Haters Club’s Loving Return

DJ Kukielka assembles a new group of Haters for the beautiful and melodic new EP, RIYH

WORDS BY TAYLOR CARIK

It took other people’s music—country music, specifically—for DJ Kukielka to find his musical bearings in these turbulent social times. 

A longtime player in Minneapolis-St.Paul, Kukielka found local acclaim with his early emotional and confessional work in pop band Hojas Rojas and adjacent solo sets. He continued his musical development with Haters Club, a pop project with guitarist Ted Held, which was more melodic than Hojas Rojas’s White Stripes–style riffs. 

But when Haters Club went on hiatus after the release of The Golden Age of Haters Club, Kukielka wondered—or wandered?—for what was next musically. 

“Strangely, maybe the best way to find your voice is through playing other people’s music,” says Kukielka. He, Held, and Ryan Otte (who music fans likely know as honky-tonk crooner Cole Diamond) formed the classic-country cover band Bourbon County almost ten years ago. 

Going deep on all the ins and outs of country classics opened up not just a whole new songbook, but also new avenues for Kukielka’s own music. “I can’t stress enough how important it was for me to spend those hours learning and performing those songs by all those amazing singers: Charley Pride, Willie Nelson, George Jones.

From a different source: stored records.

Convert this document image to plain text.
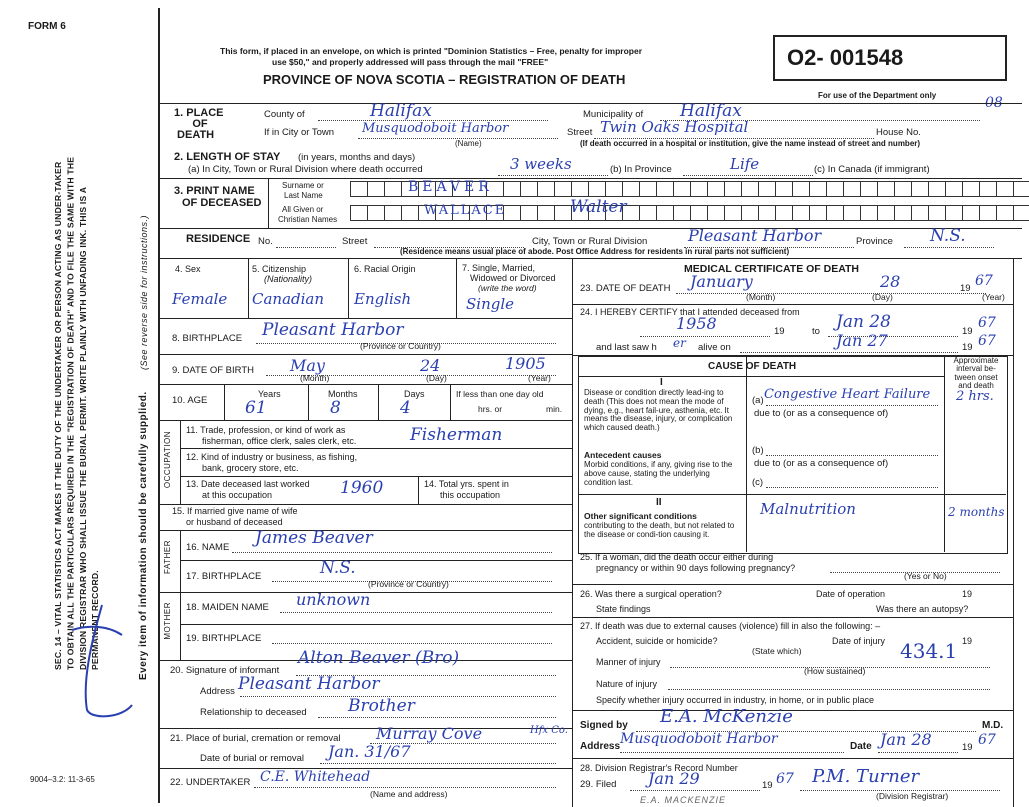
FORM 6
SEC. 14 – VITAL STATISTICS ACT MAKES IT THE DUTY OF THE UNDERTAKER OR PERSON ACTING AS UNDER-TAKER TO OBTAIN ALL THE PARTICULARS REQUIRED IN THE "REGISTRATION OF DEATH" AND TO FILE THE SAME WITH THE DIVISION REGISTRAR WHO SHALL ISSUE THE BURIAL PERMIT. WRITE PLAINLY WITH UNFADING INK. THIS IS A PERMANENT RECORD.
(See reverse side for instructions.)
Every item of information should be carefully supplied.
9004–3.2: 11-3-65
This form, if placed in an envelope, on which is printed "Dominion Statistics – Free, penalty for improper
use $50," and properly addressed will pass through the mail "FREE"
PROVINCE OF NOVA SCOTIA – REGISTRATION OF DEATH
O2- 001548
For use of the Department only	08
1. PLACE
OF
DEATH
County of	Halifax	Municipality of Halifax
If in City or Town Musquodoboit Harbor
(Name)
Street Twin Oaks Hospital	House No.
(If death occurred in a hospital or institution, give the name instead of street and number)
2. LENGTH OF STAY (in years, months and days)
(a) In City, Town or Rural Division where death occurred	3 weeks	(b) In Province	Life	(c) In Canada (if immigrant)
3. PRINT NAME
OF DECEASED
Surname or
Last Name
BEAVER
All Given or
Christian Names
WALLACE	Walter
RESIDENCE No.	Street	City, Town or Rural Division	Pleasant Harbor	Province N.S.
(Residence means usual place of abode. Post Office Address for residents in rural parts not sufficient)
4. Sex
Female
5. Citizenship
(Nationality)
Canadian
6. Racial Origin
English
7. Single, Married,
Widowed or Divorced
(write the word)
Single
8. BIRTHPLACE Pleasant Harbor
(Province or Country)
9. DATE OF BIRTH May	24	1905
(Month)	(Day)	(Year)
10. AGE
Years	Months	Days
61	8	4
If less than one day old
hrs. or	min.
OCCUPATION
11. Trade, profession, or kind of work as
fisherman, office clerk, sales clerk, etc.	Fisherman
12. Kind of industry or business, as fishing,
bank, grocery store, etc.
13. Date deceased last worked
at this occupation	1960	14. Total yrs. spent in
this occupation
15. If married give name of wife
or husband of deceased
FATHER 16. NAME James Beaver
17. BIRTHPLACE	N.S.
(Province or Country)
MOTHER 18. MAIDEN NAME unknown
19. BIRTHPLACE
20. Signature of informant
Alton Beaver (Bro)
Address Pleasant Harbor
Relationship to deceased Brother
21. Place of burial, cremation or removal Murray Cove	Hfx Co.
Date of burial or removal Jan. 31/67
22. UNDERTAKER C.E. Whitehead
(Name and address)
MEDICAL CERTIFICATE OF DEATH
23. DATE OF DEATH January	28	19 67
(Month)	(Day)	(Year)
24. I HEREBY CERTIFY that I attended deceased from
1958	19	to Jan 28	19
67
and last saw h er alive on	Jan 27	19 67
CAUSE OF DEATH
Approximate interval be-tween onset and death
I
Disease or condition directly lead-ing to death (This does not mean the mode of dying, e.g., heart fail-ure, asthenia, etc. It means the disease, injury, or complication which caused death.)
(a) Congestive Heart Failure 2 hrs.
due to (or as a consequence of)
Antecedent causes
Morbid conditions, if any, giving rise to the above cause, stating the underlying condition last.
(b)
due to (or as a consequence of)
(c)
II
Other significant conditions
contributing to the death, but not related to the disease or condi-tion causing it.
Malnutrition	2 months
25. If a woman, did the death occur either during
pregnancy or within 90 days following pregnancy?
(Yes or No)
26. Was there a surgical operation?	Date of operation	19
State findings	Was there an autopsy?
27. If death was due to external causes (violence) fill in also the following: –
Accident, suicide or homicide?	Date of injury	19
(State which)	434.1
Manner of injury
(How sustained)
Nature of injury
Specify whether injury occurred in industry, in home, or in public place
Signed by E.A. McKenzie	M.D.
Address Musquodoboit Harbor	Date Jan 28	19 67
28. Division Registrar's Record Number
29. Filed Jan 29	19 67 P.M. Turner
(Division Registrar)
E.A. MACKENZIE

Wish I would have done that when I was 20.” 

The resulting EP, RIYH, is a collection as diverse as a Bourbon County set and as eminently listenable. The songs fit together around Kukielka’s voice and his and Held’s guitar work (“His music brain is totally different than mine, and that adds a lot to the music,” he says) showcase an evolving singer-songwriter finding a more personal path, but also one that appreciates the past and present of his own more experience-filled creative journey. Jack White has still stuck around in closer ‘Persephone’ and there’s a swatch of Wayne Coyne in ‘Teenage Love,’ a love letter to Hidden Beach and being “a stupid, stupid teenager.” 

The hints of Willie Nelson in the pop ballad  ‘I Wouldn’t Blame You’—which reuses the opening line “Did you do all the drugs in California?” as a bittersweet closing that evokes an older, more settled singer and songwriter—actually originated with another musical icon. “[The song] started with a conversation about Gram Parsons, and turned into everything. I think it’s beautiful and can mean so many different things. Is it beautiful? Is it fun? Can you sing along? These are the questions I ask myself.”

Even though listeners will hear familiar influences, Kukielka explains his songwriting changed. “Everything doesn’t need to be a damn confession. I just started writing down interesting phrases from movies and literature, focused on imagery, and wrote on a more cinematic scale.” Changing his approach added illuminating qualities to his new music that weren’t present in either his earlier band or present band’s earlier music. Times change, society changes, it makes an impact on the process.  
“I hadn’t written a song in so long, maybe 5 years, until during the pandemic I started working on the songs for RIYH. The last couple years were so heavy! Just absolutely wild and heartbreaking,” he says. “It seems like a lot of people looked inward during the pandemic, but for me most of the writing through the tough years was looking outward, looking forward, looking for beauty, looking for fun, making something worth sharing, I hope.”